On the mechanism for the nonadiabatic reactive quenching of OH(A2Σ+) by H2(1$\Sigma _{\rm g}^+$Σg+): The role of the 22A state

Abstract

A scheme for reactive electronic quenching of OH(A(2)Σ(+)) through collisions with H2 is proposed, supported by electronic structure data obtained from multireference configuration interaction wave functions. The scheme represents an insertion pathway that leads from the initial 3(2)A state in the reactant channel, into a valence region, where a nonadiabatic transition to the 2(2)A state, enabled by a 2(2)A-3(2)A conical intersection seam occurs. Once on the 2(2)A state, insertion of HO into H2 provides access to a linking region and, after surmounting a small barrier, to a region where the low-lying electronic states are Rydberg in character, corresponding to the 3s, 3p(x), 3p(y), and 3p(z) states of OH3(+). In the Rydberg region, a deep well on the 2(2)A potential energy surface exists. Direct passage from the 2(2)A state to ground state products, H2O(X(1)A1) + H, is precluded by an energy barrier so that an intermediate complex can be formed on the 2(2)A potential energy surface. As the insertion is facilitated by rehybridization of the oxygen orbitals from sp to sp(3) in the linking region, nonplanar approach of HO to H2 is favored. The precipitous change in electronic structure from valence to Rydberg character renders the linking region inaccessible on the 3(2)A potential energy surface.
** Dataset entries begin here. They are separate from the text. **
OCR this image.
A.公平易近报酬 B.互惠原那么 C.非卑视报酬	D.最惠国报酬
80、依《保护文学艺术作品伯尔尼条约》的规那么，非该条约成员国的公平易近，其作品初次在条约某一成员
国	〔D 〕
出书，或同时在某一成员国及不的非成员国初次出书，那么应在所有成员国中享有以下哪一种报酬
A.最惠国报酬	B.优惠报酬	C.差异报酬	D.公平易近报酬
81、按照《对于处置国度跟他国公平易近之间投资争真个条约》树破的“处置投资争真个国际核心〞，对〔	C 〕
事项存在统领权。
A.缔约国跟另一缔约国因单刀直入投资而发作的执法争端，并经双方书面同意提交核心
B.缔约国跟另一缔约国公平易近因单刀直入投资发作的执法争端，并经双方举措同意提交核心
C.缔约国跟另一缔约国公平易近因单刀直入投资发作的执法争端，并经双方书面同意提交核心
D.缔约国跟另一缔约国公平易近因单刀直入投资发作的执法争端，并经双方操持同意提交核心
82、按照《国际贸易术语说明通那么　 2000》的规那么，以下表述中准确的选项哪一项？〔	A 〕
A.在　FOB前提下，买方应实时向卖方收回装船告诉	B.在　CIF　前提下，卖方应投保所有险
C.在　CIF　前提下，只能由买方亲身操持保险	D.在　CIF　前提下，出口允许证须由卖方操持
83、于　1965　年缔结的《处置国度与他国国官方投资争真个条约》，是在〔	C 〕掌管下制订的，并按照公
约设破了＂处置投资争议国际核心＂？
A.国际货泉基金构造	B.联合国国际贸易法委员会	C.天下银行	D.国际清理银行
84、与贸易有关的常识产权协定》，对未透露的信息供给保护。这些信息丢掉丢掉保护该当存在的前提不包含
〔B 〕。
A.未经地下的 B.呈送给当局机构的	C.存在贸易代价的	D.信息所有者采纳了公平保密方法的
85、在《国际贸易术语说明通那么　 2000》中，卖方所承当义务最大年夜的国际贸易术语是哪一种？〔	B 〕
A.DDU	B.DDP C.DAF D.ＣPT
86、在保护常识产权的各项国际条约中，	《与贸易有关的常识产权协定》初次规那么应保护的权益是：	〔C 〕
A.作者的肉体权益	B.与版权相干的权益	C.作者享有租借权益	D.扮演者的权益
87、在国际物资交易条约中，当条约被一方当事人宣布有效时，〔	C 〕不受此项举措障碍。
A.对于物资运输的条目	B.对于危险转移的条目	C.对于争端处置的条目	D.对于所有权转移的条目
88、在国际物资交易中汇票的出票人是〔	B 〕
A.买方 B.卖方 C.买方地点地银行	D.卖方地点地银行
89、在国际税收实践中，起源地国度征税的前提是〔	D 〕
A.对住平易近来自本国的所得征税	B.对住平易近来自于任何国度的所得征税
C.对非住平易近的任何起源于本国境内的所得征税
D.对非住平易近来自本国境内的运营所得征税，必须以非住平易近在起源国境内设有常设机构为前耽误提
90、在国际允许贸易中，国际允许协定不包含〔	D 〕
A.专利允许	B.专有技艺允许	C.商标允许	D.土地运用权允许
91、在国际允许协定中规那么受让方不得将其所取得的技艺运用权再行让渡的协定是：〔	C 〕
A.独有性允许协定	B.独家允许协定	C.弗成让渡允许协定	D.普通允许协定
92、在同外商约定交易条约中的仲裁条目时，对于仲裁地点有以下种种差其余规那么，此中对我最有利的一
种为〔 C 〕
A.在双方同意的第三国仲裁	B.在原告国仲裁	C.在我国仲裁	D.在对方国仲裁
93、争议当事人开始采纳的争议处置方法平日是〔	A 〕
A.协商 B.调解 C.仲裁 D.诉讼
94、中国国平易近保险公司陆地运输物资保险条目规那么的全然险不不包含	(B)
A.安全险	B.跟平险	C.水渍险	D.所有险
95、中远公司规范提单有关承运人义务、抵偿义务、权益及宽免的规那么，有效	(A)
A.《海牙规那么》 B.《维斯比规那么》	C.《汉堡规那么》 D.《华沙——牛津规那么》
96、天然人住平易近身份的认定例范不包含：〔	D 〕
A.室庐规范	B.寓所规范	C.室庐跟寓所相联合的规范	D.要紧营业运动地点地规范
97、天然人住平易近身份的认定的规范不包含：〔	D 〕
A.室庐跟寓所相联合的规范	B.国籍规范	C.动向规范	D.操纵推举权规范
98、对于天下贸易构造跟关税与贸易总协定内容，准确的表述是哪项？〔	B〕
From the 2(2)A state in the Rydberg region, access to the H2O + H product channel is enabled by repeated passage through a region of appreciable 1(2)A-2(2)A derivative coupling or by radiative decay. This scheme supplements other pathways in which nonadiabatic transitions from the 2(2)A state to the 1(2)A state in the valence region enable both planar and nonplanar insertion and abstraction paths leading directly to H2O products.